Hoosiers will learn from Saturday’s loss

  • 12/17/2012 9:00 am in

There are many ways to try and explain No. 1 Indiana’s upset loss to Butler on Saturday. There are many ways to try and justify it.

But maybe, just maybe, the right answer you’re so desperately looking for doesn’t have all that much to do with Indiana. Perhaps it has more to do with Butler.

There’s no question the Hoosiers didn’t play like the nation’s best team in Saturday’s 88-86 overtime loss. No question at all, they have to play better going forward.

At the end of the day, though, no matter how good and how talented the Hoosiers are, they continue to run into situations they haven’t experienced before. On Saturday, it was an overtime game against a smaller but more physical team. They had to adjust inside of the game and, for the most part, they failed to that.

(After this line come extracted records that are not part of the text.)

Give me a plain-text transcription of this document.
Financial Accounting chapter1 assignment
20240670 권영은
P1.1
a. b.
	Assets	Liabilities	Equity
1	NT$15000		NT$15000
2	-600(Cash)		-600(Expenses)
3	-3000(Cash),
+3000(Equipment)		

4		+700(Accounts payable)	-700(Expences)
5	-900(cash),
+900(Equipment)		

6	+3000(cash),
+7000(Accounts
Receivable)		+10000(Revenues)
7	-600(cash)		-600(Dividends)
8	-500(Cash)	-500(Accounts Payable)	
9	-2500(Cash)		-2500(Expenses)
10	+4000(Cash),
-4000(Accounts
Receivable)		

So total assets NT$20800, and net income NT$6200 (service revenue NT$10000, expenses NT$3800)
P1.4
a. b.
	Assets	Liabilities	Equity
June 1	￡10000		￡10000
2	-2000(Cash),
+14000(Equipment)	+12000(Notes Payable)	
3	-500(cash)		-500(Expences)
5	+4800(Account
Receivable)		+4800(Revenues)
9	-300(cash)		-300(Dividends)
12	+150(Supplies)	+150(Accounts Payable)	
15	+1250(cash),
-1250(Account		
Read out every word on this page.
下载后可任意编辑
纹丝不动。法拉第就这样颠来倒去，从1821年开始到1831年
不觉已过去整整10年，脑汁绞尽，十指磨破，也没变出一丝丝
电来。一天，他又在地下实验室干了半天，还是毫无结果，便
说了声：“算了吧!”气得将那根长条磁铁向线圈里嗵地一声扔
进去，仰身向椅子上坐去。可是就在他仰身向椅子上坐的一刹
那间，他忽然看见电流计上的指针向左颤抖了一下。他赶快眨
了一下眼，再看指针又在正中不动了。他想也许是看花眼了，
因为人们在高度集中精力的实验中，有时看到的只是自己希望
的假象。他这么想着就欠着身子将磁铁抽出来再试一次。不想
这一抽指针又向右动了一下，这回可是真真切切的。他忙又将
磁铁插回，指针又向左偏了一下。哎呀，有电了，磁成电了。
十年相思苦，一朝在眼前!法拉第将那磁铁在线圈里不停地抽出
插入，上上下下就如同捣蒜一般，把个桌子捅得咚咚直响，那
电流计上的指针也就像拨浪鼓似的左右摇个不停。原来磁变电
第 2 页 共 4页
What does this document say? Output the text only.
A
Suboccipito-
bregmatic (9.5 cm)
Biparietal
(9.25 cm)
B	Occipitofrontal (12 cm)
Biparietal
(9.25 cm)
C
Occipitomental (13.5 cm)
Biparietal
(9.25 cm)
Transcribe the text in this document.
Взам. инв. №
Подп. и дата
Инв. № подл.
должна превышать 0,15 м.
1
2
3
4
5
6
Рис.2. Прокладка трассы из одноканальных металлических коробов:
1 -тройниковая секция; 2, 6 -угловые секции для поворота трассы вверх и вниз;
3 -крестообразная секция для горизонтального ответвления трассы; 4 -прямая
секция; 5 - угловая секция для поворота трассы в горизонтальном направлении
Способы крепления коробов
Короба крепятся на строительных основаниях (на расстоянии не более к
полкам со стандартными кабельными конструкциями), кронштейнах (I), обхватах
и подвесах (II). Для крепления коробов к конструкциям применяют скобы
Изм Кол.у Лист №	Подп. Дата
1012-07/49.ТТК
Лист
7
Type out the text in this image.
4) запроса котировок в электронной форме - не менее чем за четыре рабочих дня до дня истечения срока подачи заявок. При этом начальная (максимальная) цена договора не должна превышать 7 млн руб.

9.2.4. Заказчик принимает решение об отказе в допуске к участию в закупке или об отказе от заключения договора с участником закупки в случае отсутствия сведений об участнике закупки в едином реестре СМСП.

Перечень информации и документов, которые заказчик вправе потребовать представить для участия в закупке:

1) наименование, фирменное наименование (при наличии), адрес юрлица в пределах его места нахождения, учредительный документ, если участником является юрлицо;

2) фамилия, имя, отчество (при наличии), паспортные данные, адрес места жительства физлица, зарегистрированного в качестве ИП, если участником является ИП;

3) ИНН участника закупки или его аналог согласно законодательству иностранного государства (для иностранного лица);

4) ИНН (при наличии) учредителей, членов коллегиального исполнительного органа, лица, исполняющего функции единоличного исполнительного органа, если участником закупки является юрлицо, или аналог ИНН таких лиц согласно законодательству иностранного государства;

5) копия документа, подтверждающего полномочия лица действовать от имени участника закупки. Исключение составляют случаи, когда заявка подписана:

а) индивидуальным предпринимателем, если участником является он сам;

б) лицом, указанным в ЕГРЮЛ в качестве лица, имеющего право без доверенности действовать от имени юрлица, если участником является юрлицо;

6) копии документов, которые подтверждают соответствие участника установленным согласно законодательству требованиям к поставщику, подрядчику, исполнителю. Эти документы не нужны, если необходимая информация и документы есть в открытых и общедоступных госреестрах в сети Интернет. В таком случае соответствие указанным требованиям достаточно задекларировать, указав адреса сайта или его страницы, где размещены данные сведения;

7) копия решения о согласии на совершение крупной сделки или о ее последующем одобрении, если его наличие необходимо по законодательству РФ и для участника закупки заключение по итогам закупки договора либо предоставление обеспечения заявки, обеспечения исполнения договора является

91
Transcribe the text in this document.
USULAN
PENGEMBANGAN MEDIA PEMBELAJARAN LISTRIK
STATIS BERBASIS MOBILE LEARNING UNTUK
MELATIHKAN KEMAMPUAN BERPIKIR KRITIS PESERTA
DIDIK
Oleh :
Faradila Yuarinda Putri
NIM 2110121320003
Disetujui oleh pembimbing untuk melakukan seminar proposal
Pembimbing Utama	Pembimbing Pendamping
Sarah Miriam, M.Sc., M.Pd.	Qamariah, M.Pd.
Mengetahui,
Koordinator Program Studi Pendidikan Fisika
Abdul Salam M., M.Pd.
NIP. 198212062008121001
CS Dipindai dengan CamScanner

It doesn’t happen often, but Tom Crean and Indiana were outcoached on Saturday. And that’s no insult to Crean. It’s more a compliment to Butler coach Brad Stevens, who continues to prove his value as one of the best in-game coaches in college basketball.

Stevens and Butler have been there before. They’ve been to two national championship games. They’ve played against and beaten bigger teams. They’ve taken on the so-called “best” of college basketball and won.

Saturday’s game was nothing new for the Bulldogs. Even as their best players began fouling out — first Roosevelt Jones, then Andrew Smith and Erik Fromm — Butler remained calm.

“It’s no surprise to us,” Smith said afterward. “People are going to be surprised when an unranked team beats a team like IU, but we have a great team.”

And that’s just it. These are the kinds of games Indiana needs to learn how to win. The Hoosiers won’t always be able to win in run-away fashion. Sometimes, they’ll have to grind them out.

But when they were forced to on Saturday, it wasn’t always pretty. Unlike the Bulldogs, Indiana sometimes lacked the confidence that it could get it done.

“Our spirit wavered a little bit based on the score,” Crean admitted. “We’ve got to play the game with the same spirit that we made the comeback with in the full-court pressure. We’ll learn more about that and learn from it.”

The players should learn from this loss what it takes to beat an elite opponent. And despite its two losses and absence from the national rankings, Butler has proven that it’s exactly that.

But Crean can also stand to learn a great deal from this defeat, and from Stevens. Crean is tireless in his approach and he always has his guys prepared to play. There’s no denying that. But the in-game adjustments were sometimes lacking on Saturday.

For instance, it was clear from the beginning that the Hoosiers’ game plan was to take away Butler’s outside shooters, Rotnei Clarke and Kellen Dunham, and force other players to beat them. That’s great and all, but it was evident throughout the game that Indiana was focusing too much on the perimeter and letting guys drive right to the basket.

“Everybody gets focused on the 3-point shooting that they have now, but it’s the layups that get you,” Crean said. “Those things hurt us.”

He says that, but if he made changes to the original game plan, they weren’t noticeable. Because in the end, even though two dagger 3-pointers killed the Hoosiers in OT, it was the uncontested layups that kept Butler in the game all afternoon.

“They got more layups than we did,” Crean lamented. “We didn’t play well enough to win. We just didn’t. There are things that we have to get better at. It’s the communication and it’s the rebounding. Those are correctable things.”

Crean will get them corrected. This is not the end of the world for the Hoosiers, it’s simply a blip on the radar, and one they probably needed. This team has some growing up to do, and I’m sure a lot of that growing will come in practice over the next few days.

“Don’t use this as an excuse to get down on Indiana,” Stevens said. “I still think they’re a team to beat through April.”

Soon, the Hoosiers won’t celebrate hitting a shot to get a game to overtime against an inferior team. Soon, they’ll act as if signature wins are business as usual, The Butler Way. Soon, they’ll win games like this.

They’re close, but they aren’t quite there.